Creates rocky.toml and an empty models/ directory.

Edit rocky.toml to declare a Fivetran source, a Databricks target, and a pipeline that wires them together.

[adapter.fivetran]
type = "fivetran"
destination_id = "${FIVETRAN_DESTINATION_ID}"
api_key = "${FIVETRAN_API_KEY}"
api_secret = "${FIVETRAN_API_SECRET}"
[adapter.prod]
type = "databricks"
host = "${DATABRICKS_HOST}"
http_path = "${DATABRICKS_HTTP_PATH}"
token = "${DATABRICKS_TOKEN}"
[pipeline.bronze]
type = "replication"
strategy = "incremental"
timestamp_column = "_fivetran_synced"
[pipeline.bronze.source]
adapter = "fivetran"
[pipeline.bronze.source.schema_pattern]
prefix = "src__"
separator = "__"
components = ["source"]
[pipeline.bronze.target]
adapter = "prod"
catalog_template = "warehouse"
schema_template = "stage__{source}"
[pipeline.bronze.target.governance]
auto_create_catalogs = true
auto_create_schemas = true
[pipeline.bronze.checks]
enabled = true
row_count = true
column_match = true
freshness = { threshold_seconds = 86400 }
[state]
backend = "local"

[adapter.*] blocks define connections. [pipeline.*] blocks tie them together. Select between pipelines with --pipeline NAME.

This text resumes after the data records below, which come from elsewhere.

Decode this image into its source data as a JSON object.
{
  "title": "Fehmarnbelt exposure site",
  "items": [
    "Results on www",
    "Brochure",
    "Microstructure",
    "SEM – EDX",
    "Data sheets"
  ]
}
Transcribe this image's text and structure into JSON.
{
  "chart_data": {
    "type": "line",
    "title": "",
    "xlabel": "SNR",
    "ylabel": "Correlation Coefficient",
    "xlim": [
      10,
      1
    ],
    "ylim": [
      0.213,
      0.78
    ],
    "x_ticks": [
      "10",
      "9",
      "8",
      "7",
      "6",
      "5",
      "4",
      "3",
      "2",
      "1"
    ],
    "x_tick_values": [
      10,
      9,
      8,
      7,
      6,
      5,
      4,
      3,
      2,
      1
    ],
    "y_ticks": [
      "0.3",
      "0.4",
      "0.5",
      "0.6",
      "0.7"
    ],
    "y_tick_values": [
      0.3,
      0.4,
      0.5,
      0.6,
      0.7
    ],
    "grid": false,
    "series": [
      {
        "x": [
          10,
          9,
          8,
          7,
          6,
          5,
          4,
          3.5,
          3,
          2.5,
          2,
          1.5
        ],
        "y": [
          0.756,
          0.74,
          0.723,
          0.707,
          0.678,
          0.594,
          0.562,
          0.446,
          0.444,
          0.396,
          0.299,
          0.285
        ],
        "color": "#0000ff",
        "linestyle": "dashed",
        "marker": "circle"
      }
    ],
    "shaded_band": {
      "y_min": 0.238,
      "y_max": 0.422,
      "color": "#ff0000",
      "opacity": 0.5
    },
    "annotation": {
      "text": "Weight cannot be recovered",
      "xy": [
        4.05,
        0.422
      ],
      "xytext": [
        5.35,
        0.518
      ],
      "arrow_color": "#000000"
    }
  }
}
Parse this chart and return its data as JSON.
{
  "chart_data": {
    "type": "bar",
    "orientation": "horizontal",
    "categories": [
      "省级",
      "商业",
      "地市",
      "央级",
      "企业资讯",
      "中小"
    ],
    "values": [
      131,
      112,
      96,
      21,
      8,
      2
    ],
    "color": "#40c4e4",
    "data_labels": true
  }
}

Export the referenced environment variables before running Rocky (DATABRICKS_HOST, FIVETRAN_API_KEY, etc.).

Terminal window
rocky validate

Checks config syntax and adapter wiring. Does not call external APIs.

Terminal window
rocky -o table discover

Calls the Fivetran API and lists connectors matching the schema pattern.

Terminal window
plan_id=$(rocky plan --filter tenant=acme --output json | jq -r .plan_id)

Compiles the pipeline, runs drift detection, and records a deterministic plan keyed by plan_id. Inspect it (SQL, drift actions, checks) before committing to a run.

Terminal window
rocky apply "$plan_id"

Executes the plan: discover → create catalogs/schemas → apply drift → copy data → run checks. Outputs a versioned JSON result with materializations, check results, drift actions, and permissions.

Resume from the last checkpoint after a failure. The resume flag currently lives on the legacy rocky run alias (which continues to work alongside rocky plan + rocky apply):

Terminal window
rocky run --filter tenant=acme --resume-latest
Terminal window
rocky state

Shows stored watermarks for every table.